Did you just want to stop reading? What is it about CCS that makes teachers want to shut down? Perhaps it is because we hear, “Everyone is supposed to teach reading, writing, and speaking.” The implication is that science teachers must “help” teach reading, writing, and speaking.
When CCS was first introduced at my school, the presenter demanded that Science teachers chose a topic, teach a lesson and bring a student sample of an argumentative five-paragraph essay. Dutifully, my department thought about an essay entitled, “How the Moon was Formed.” The plan included teachers presenting the different theories with references. Students would use the references to write and support an argument. When all the essays were turned in, the teachers would present the latest theory about what scientists know about how the moon was formed. Our presenter, an ELA teacher, loved the idea. Hmm, so what is wrong?
Some of the students will have spent time supporting a theory and then find their ideas were incorrect. What do you think they will remember? Gratuitously writing an essay for the sake of writing an essay is foolish and a great way to build life long misconceptions.
Teachers can authentically practice the skills of reading, writing, and speaking when they develop STEM lesson plans. In the next couple of blogs, I’m going to examine the Common Core Strategies as they relate to practical strategies for teaching STEM.
DESIGN PROCESS was the theme today. We discussed scienfic inquiry and the steps to the scientific method as a way to connect to the process of design. Kids made up their “dream” inventions. It was hilarious. We had homework machines, cell lasers, Final Four Aps, and some very serious ideas like a cure for cancer. The students read about the design process and explained what they would brainstorm, research, test, and ways they would develop ideas. Most kids worked individually but others worked in groups of two and four. They wrote out their design profile and shared.
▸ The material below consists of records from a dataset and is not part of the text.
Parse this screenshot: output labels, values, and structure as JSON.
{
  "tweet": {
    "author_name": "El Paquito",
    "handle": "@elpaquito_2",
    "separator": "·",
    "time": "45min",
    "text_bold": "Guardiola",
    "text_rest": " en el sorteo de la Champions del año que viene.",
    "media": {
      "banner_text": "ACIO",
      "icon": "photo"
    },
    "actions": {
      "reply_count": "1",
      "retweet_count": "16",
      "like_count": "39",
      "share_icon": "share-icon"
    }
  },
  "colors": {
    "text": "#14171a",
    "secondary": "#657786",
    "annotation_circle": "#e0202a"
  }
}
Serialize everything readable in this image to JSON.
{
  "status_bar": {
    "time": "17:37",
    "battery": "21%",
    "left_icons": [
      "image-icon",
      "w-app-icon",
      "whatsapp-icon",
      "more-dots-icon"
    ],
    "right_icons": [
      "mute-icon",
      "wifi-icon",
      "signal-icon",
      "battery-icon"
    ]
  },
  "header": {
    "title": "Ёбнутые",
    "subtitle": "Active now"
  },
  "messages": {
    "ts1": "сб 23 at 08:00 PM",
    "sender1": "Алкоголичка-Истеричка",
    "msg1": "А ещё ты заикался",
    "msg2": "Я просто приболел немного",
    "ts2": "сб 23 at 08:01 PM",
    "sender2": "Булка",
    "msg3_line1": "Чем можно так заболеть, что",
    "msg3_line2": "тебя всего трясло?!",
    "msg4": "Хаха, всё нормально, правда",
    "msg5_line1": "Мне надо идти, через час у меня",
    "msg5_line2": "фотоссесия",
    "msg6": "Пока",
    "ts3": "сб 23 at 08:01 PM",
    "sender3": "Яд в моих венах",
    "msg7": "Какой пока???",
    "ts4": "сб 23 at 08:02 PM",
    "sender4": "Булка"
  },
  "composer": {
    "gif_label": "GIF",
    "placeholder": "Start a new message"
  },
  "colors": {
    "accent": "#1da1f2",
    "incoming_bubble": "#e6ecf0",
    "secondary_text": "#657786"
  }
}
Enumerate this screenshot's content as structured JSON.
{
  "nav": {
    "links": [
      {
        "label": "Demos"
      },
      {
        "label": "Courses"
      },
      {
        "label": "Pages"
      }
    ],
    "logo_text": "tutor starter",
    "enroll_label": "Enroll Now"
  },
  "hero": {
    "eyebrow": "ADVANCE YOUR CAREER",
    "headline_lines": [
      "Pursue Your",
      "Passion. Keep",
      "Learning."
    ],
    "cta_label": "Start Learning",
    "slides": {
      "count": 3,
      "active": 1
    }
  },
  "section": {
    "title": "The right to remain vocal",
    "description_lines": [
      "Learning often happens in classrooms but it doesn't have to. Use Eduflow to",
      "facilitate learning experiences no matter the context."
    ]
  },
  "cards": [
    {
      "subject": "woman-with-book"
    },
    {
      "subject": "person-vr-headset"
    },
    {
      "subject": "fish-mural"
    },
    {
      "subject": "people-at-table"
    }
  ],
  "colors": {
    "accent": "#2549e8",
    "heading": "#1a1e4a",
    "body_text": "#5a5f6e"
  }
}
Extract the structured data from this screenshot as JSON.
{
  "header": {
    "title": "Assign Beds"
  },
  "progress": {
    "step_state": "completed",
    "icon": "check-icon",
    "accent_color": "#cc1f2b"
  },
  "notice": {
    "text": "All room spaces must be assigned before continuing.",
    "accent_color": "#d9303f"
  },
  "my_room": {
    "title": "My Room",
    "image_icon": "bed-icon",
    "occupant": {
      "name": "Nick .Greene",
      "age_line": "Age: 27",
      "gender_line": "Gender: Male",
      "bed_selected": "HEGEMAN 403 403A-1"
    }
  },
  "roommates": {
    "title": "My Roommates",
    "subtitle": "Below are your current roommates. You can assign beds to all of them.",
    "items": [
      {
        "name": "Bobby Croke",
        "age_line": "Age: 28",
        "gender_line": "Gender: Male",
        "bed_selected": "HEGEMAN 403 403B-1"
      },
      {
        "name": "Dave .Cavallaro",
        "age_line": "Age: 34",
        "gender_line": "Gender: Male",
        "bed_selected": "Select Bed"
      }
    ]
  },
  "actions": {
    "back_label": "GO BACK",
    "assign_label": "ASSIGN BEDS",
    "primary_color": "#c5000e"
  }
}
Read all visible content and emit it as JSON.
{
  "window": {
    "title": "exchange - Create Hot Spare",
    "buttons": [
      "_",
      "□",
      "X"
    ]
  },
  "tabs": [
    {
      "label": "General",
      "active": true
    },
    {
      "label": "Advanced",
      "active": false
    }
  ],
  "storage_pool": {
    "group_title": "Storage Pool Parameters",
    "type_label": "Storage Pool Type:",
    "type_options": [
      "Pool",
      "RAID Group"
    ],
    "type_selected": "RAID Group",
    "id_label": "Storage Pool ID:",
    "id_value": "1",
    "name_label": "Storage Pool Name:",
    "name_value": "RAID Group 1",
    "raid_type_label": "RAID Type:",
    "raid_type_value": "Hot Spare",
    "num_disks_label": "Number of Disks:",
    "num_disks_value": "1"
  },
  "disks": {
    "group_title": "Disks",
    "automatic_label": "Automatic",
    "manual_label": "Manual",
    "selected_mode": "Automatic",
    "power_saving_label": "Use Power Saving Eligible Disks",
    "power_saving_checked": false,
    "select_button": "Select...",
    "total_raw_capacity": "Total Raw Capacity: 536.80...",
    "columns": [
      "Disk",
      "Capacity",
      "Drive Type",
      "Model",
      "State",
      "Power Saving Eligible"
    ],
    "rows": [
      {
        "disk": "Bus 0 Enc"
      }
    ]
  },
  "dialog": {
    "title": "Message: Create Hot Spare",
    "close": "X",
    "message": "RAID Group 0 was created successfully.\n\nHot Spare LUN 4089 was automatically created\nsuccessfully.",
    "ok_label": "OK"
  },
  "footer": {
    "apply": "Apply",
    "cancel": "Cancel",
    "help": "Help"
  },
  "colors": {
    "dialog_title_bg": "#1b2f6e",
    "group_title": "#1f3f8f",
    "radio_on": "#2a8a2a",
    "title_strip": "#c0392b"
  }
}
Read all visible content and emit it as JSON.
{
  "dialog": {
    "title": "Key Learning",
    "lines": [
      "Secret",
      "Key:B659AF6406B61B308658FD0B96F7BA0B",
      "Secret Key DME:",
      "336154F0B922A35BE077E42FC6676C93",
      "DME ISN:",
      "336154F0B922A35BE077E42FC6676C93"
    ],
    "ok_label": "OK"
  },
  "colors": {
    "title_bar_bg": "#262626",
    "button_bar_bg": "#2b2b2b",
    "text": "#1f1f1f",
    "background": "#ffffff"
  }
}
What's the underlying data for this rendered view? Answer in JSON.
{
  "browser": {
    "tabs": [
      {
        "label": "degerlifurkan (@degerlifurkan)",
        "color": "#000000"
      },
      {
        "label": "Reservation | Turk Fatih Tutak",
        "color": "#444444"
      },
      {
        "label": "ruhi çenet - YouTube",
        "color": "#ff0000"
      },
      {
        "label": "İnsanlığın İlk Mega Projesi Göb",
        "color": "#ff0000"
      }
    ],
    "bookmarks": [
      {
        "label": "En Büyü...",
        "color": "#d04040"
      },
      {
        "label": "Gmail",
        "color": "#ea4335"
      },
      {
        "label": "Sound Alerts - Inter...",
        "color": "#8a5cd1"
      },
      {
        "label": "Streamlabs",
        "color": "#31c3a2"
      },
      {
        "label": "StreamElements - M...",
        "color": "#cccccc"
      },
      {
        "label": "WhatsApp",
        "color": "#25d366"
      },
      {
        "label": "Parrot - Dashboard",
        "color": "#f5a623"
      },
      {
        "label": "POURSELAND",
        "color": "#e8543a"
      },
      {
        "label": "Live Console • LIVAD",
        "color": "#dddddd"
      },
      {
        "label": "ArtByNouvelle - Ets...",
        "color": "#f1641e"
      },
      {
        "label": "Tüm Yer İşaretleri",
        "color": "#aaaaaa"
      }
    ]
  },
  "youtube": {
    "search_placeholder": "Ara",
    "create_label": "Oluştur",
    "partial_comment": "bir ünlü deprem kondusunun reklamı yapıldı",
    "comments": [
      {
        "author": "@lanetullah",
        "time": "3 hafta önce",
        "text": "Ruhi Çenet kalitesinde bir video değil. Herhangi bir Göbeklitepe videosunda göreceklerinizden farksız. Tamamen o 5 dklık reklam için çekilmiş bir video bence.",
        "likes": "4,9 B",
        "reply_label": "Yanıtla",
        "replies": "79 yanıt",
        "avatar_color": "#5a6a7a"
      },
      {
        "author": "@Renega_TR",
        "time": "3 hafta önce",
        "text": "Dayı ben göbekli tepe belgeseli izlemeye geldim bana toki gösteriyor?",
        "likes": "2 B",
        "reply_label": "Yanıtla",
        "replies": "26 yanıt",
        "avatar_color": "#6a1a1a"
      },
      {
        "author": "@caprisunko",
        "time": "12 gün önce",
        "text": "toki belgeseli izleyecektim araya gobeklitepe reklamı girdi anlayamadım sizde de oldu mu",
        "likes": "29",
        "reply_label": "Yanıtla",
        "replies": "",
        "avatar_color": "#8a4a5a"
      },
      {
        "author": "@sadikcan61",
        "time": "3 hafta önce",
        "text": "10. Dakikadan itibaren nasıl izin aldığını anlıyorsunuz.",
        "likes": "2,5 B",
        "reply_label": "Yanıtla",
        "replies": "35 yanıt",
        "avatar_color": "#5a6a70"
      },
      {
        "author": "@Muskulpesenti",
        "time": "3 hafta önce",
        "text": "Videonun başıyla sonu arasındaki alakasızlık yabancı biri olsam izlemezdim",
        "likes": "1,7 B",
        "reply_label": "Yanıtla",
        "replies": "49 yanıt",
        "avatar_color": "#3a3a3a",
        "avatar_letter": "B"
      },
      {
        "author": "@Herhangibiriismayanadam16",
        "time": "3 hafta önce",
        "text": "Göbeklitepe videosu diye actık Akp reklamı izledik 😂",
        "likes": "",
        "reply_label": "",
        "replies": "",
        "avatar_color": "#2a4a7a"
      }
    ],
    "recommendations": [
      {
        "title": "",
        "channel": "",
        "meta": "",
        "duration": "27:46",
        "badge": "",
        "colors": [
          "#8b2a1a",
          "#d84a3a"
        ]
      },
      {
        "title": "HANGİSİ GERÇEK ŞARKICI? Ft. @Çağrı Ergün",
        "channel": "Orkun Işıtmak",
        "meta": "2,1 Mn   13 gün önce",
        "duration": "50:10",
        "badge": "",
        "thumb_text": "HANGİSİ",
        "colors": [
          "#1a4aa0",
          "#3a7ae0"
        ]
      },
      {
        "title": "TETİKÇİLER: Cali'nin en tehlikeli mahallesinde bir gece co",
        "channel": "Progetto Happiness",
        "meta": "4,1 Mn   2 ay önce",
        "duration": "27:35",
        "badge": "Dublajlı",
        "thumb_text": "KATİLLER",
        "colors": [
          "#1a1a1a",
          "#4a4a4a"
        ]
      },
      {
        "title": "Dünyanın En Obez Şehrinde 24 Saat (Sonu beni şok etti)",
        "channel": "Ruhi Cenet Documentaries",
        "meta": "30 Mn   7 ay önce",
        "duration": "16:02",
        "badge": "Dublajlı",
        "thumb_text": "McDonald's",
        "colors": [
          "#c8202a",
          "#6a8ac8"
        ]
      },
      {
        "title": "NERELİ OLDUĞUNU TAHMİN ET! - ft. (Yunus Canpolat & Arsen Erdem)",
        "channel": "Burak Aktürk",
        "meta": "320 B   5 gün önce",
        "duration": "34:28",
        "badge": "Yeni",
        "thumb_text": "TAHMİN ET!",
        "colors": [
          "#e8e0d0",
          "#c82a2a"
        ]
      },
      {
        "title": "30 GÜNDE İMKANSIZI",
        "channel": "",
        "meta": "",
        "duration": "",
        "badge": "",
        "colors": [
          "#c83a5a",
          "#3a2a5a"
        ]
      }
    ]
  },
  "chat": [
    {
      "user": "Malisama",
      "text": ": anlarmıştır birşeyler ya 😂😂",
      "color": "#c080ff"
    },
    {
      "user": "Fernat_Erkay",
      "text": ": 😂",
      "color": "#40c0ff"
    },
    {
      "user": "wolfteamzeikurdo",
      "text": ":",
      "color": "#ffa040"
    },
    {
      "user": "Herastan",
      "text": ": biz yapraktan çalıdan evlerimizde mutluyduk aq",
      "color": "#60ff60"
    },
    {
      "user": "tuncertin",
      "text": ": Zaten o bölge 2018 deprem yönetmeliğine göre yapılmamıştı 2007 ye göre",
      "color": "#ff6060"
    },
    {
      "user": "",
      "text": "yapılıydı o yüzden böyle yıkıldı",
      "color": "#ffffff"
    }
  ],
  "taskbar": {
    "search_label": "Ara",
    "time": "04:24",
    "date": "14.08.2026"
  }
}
There was laughter all around.
I especially like the creative energy. Kids were sharing, laughing, and suggesting funny ways to improve ideas. It was fun to be creative.
Teaching a process of design is what my colleague called her “Ah Ha!” moment for understanding engineering. The science teachers are familar with the process because it was part of the ’97 Illinois Science Standards, called Technological Design. There are many ways to teach the process and the vocabulary is different but the ideas are the same.
I always say to districts just starting STEM, just design ANYTHING! Some have said that teaching a specific process of steps is too constricting and I agree completely, but my experience tells me 8th graders need the structure of a predictable method of design. In my district we use Project Lead the Way materials and the Engineering is Elementary materials to teach about design. Although we have been integrated STEM into lessons for only two years, we have some promising data about math growth.